W późnych latach 80 i wczesnych 90 Pomnik Wolności stał się ważnym elementem łotewskich ruchów niepodległościowych, które rozpoczęły się 14 czerwca 1987 roku, kiedy to 5000 ludzi zorganizowało nielegalny wiec celem upamiętnienia ofiar stalinowskich deportacji.
Przy pomniku pełniona do dziś jest warta od godziny 9 rano do godziny 18 popołudniu.
Sam pomnik nie robi na nas jakiegoś szczególnego wrażenia, ale trudno doszukiwać się piękna w kawałku wzbijającego się w powietrze betonu.
Łotewska Opera Narodowa
Spacerując dalej w kierunku południowo-wschodnim od pomnika można natknąć się na przepięknie położoną Łotewską Operę Narodową. Gmach zaprojektował w 1863 roku Ludwig Bohnstedt, a dziś wystawiane są tu zarówno opery jak i balet. W ciepłe dni przed budynkiem można spotkać grupki młodych ludzi, rodziców z dziećmi, czy też starsze osoby relaksujące się na ławkach otoczonych trawnikami i bujnie kwitnącymi kwiatami. Cała otoczka przywołuje chociażby obrazki poznańskiej opery i znajdującego się nieopodal parku. Jedyną znaczącą różnicą jest brak fontanny w ryskim parku. Jeśli ktoś interesuje się sztuką warto również zajrzeć do Łotewskiego Teatru Narodowego znajdującego się na bulwarze Kronvalda.

Zegar Laima
Zbliżamy się do ulicy Kaļķu ciągnącej się wzdłuż całej części starego miasta.
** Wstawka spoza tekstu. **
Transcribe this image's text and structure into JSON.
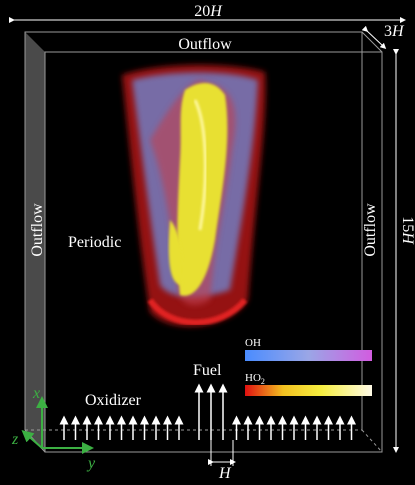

Na samym jej północnym krańcu stoi zegar Laimy. Zegar powstał w 1924 roku z jednego w zasadzie tylko powodu, a mianowicie, aby umożliwić ludziom punktualne przychodzenie do pracy. 12 lat później wymalowano na nim logo największego ówcześnie producenta słodyczy na Łotwie. Podczas II Wojny Światowej wykorzystywano go jako polityczny słup informacyjny. Obecnie jest to jedno z ważniejszych miejsc spotkań mieszkańców Rygi.